The film follows the exploits of an unnamed hair-metal band. Jessie (E.J. Curcio) and his bandmates are touring somewhere rural (it looks southern, but I think it was supposed to be California), where they play bad music to people who look like the cast of redneck John Hughes films. They are a high-energy band, and they won't be put off by dire warnings from mysterious prepubescent girls with Groucho Marx eyebrows. When one such girl, Cassie (Jennifer Coe) warns Jessie to avoid her crazy town, he ignores her, because he loves her. Sounds about right.

Anyway, the band travels to the town in question and stages a high-energy but really ridiculous sort of musical montage, during which they clown around and interact with admiring women while ugly men in stained shirts look disapprovingly on.
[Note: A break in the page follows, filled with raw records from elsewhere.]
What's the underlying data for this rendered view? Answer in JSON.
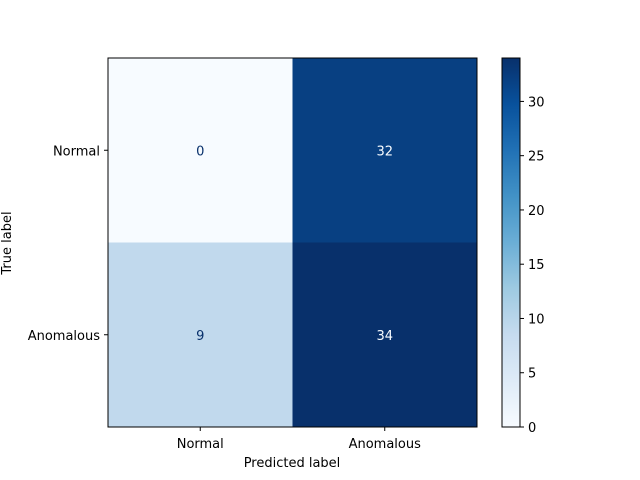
{
  "chart_data": {
    "type": "heatmap",
    "x_categories": [
      "Normal",
      "Anomalous"
    ],
    "y_categories": [
      "Normal",
      "Anomalous"
    ],
    "values": [
      [
        0,
        32
      ],
      [
        9,
        34
      ]
    ],
    "xlabel": "Predicted label",
    "ylabel": "True label",
    "colormap": "Blues",
    "colorbar": {
      "vmin": 0,
      "vmax": 34,
      "ticks": [
        0,
        5,
        10,
        15,
        20,
        25,
        30
      ]
    }
  }
}
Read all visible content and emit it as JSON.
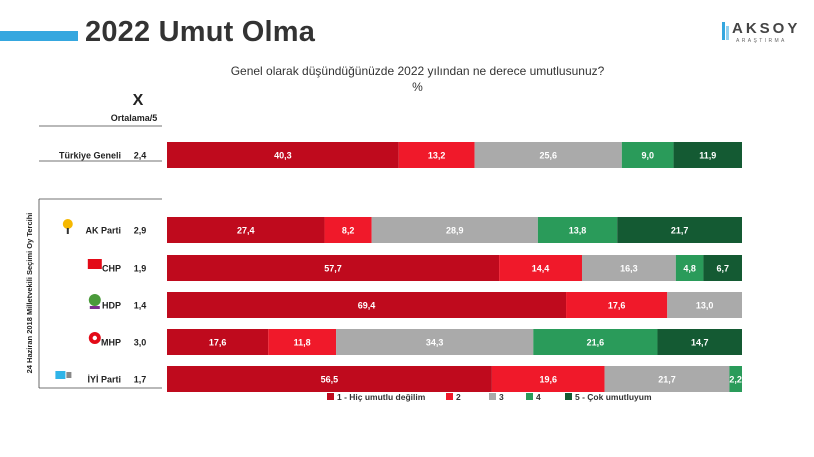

They're quickly thrown in jail, but just as quickly bailed out by the weirdest family this side of The Texas Chain Saw Massacre. The family consists of a mysterious woman (Lisa Toothman) who looks like she crawled off Whitesnake's car in a music video, an old woman (Susan Prevatte) who really likes sex but turns into a werewolf sometimes, one small person who looks relatively normal, one small person who looks like an accident at the Goonie factory, and Adolph Hitler (Jack Bliesener), who plans to take over the world. We've heard that noise before, Adolph.

So the show must go on, but it's hard to perform when you've been murdered by crazy redneck Nazi midgets. Thankfully, Jessie had discovered an ancient song that raises the dead when played, and the band members turn into zombies who do the Robot. You remember the Robot, that jerky dance from the 1980s where you looked like a dancing robot? The Robot. These Hard Rock Zombies emerge from their graves doing the Robot. I hoped they would start breakdancing, but they never got around to it. They wreak their horrible revenge on the redneck Nazi family, which then comes back to life as zombies and wreaks horrible revenge on the entire town. This doesn't concern the band, though: they've got to put on the mother of all rock shows for a big-time producer before they can rest in peace. And they have to do the Robot. And save the world. And save the girl.

You already know, probably after reading the title, whether you're going to watch this film. The only reason I reviewed it is that it's fun to write about... probably more fun than it was to watch. There were some funny scenes, and the complete disregard for internal logic or plot was refreshing, but too much of the film was painful to watch. Zombie lovers who watch movies for the gore will be disappointed, as there was very little blood, and the blood that was present was pretty amateurish. I don't know who would enjoy this film, really.